Havia uma mulher em Alexandria chamada Hipácia, filha do filósofo Theon, que fez tais realizações na literatura e na ciência, a ponto de superar em muito todos os filósofos de seu próprio tempo. [...] Todos os homens, por causa da sua extraordinária dignidade e virtude, admiravam-na ainda mais. No entanto, mesmo ela foi vítima da política ciumenta que na época prevalecia. Pois como ela tinha entrevistas frequentes com Orestes, era caluniosamente relatado entre a população cristã, que foi ela quem impediu Orestes de reconciliar-se com o bispo. Alguns deles, portanto, apressados ​​por um zelo feroz e fanático, cujo líder era um leitor chamado Pedro, a emboscou ao voltar para casa e a arrastou de sua carruagem, eles a levaram para a igreja chamada Cæsareum, onde a despojaram completamente, e então a assassinaram com telhas. Depois de rasgar seu corpo em pedaços, eles levaram seus membros mutilados para um lugar chamado Cinaron, e ali os queimou. Este caso não trouxe menos opróbrio, não só sobre Cirilo, mas também sobre toda a igreja alexandrina [6].

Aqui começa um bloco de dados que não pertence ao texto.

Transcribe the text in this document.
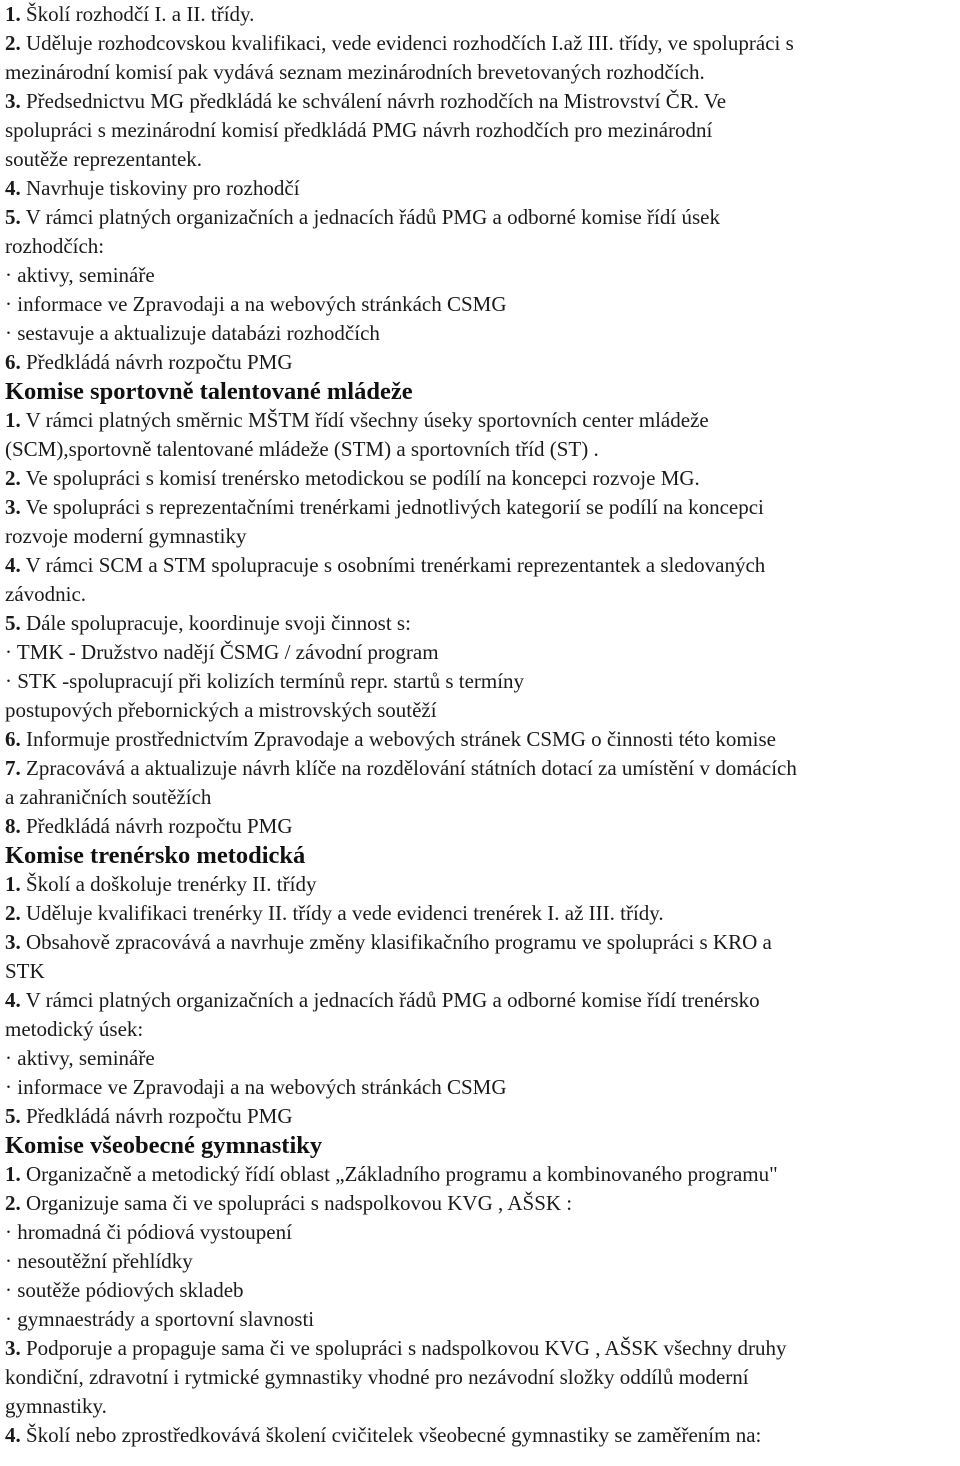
1. Školí rozhodčí I. a II. třídy.
2. Uděluje rozhodcovskou kvalifikaci, vede evidenci rozhodčích I.až III. třídy, ve spolupráci s
mezinárodní komisí pak vydává seznam mezinárodních brevetovaných rozhodčích.
3. Předsednictvu MG předkládá ke schválení návrh rozhodčích na Mistrovství ČR. Ve
spolupráci s mezinárodní komisí předkládá PMG návrh rozhodčích pro mezinárodní
soutěže reprezentantek.
4. Navrhuje tiskoviny pro rozhodčí
5. V rámci platných organizačních a jednacích řádů PMG a odborné komise řídí úsek
rozhodčích:
· aktivy, semináře
· informace ve Zpravodaji a na webových stránkách CSMG
· sestavuje a aktualizuje databázi rozhodčích
6. Předkládá návrh rozpočtu PMG
Komise sportovně talentované mládeže
1. V rámci platných směrnic MŠTM řídí všechny úseky sportovních center mládeže
(SCM),sportovně talentované mládeže (STM) a sportovních tříd (ST) .
2. Ve spolupráci s komisí trenérsko metodickou se podílí na koncepci rozvoje MG.
3. Ve spolupráci s reprezentačními trenérkami jednotlivých kategorií se podílí na koncepci
rozvoje moderní gymnastiky
4. V rámci SCM a STM spolupracuje s osobními trenérkami reprezentantek a sledovaných
závodnic.
5. Dále spolupracuje, koordinuje svoji činnost s:
· TMK - Družstvo nadějí ČSMG / závodní program
· STK -spolupracují při kolizích termínů repr. startů s termíny
postupových přebornických a mistrovských soutěží
6. Informuje prostřednictvím Zpravodaje a webových stránek CSMG o činnosti této komise
7. Zpracovává a aktualizuje návrh klíče na rozdělování státních dotací za umístění v domácích
a zahraničních soutěžích
8. Předkládá návrh rozpočtu PMG
Komise trenérsko metodická
1. Školí a doškoluje trenérky II. třídy
2. Uděluje kvalifikaci trenérky II. třídy a vede evidenci trenérek I. až III. třídy.
3. Obsahově zpracovává a navrhuje změny klasifikačního programu ve spolupráci s KRO a
STK
4. V rámci platných organizačních a jednacích řádů PMG a odborné komise řídí trenérsko
metodický úsek:
· aktivy, semináře
· informace ve Zpravodaji a na webových stránkách CSMG
5. Předkládá návrh rozpočtu PMG
Komise všeobecné gymnastiky
1. Organizačně a metodický řídí oblast „Základního programu a kombinovaného programu"
2. Organizuje sama či ve spolupráci s nadspolkovou KVG , AŠSK :
· hromadná či pódiová vystoupení
· nesoutěžní přehlídky
· soutěže pódiových skladeb
· gymnaestrády a sportovní slavnosti
3. Podporuje a propaguje sama či ve spolupráci s nadspolkovou KVG , AŠSK všechny druhy
kondiční, zdravotní i rytmické gymnastiky vhodné pro nezávodní složky oddílů moderní
gymnastiky.
4. Školí nebo zprostředkovává školení cvičitelek všeobecné gymnastiky se zaměřením na:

Vê-se, portanto, que Paladas estava em meio a uma cidade – e um mundo – na qual a cultura em que se desenvolveu, isto é, o Helenismo, agonizava frente ao Cristianismo que se estabelecia de maneira vigorosa e violenta. Ele “pertence a uma sociedade que perdeu suas crenças, e sobretudo, a fé em si mesma, porém sua paixão o faz poeta e seus ferozes e iracundos versos se destacam entre o conjunto dos outros versos contemporâneos seus” [7].

A poesia de Paladas e a agonia do paganismo

            A tradição poética dos epigramas remonta suas origens por volta do séc. VIII a. C., sendo uma versificação utilizada para mensagens votivas ou tumulares. Segundo Paes, “essas inscrições eram usualmente em versos, por razões de ordem mnemônica e cultual, [porém] não tardou o epigrama a ganhar autonomia e, deixando de lado sua função pragmática, passar a ser cultivado por si mesmo” [8]. Nessa expressão artística, Paladas, como gramático, se tornou um expoente. Afastando-nos da análise artística e observando sua perspectiva social, os versos paladianos refletem a situação calamitosa de Alexandria e do mundo antigo.

            A visão de mundo destilada da poesia do alexandrino evoca sua percepção sobre os deuses tradicionais – o que afeta na sua ideia sobre a humanidade – e as críticas aos cristãos tumultuadores de sua cidade. Essas duas coisas estão relacionadas pois se trata de uma causa e efeitos, isto é, por causa dos cristãos seus deuses tradicionais já não têm lugar no mundo e o homem tradicional não tem mais sentido. Paladas se inclina ao pessimismo. “Quase não há em seus epigramas uma palavra de esperança ou de benevolência. Aos seus olhos, tudo é vão, o homem nasceu entre lágrimas e entre lágrimas morre, e todas as suas palavras não são mais que o prólogo ao silêncio eterno que o espera” [9].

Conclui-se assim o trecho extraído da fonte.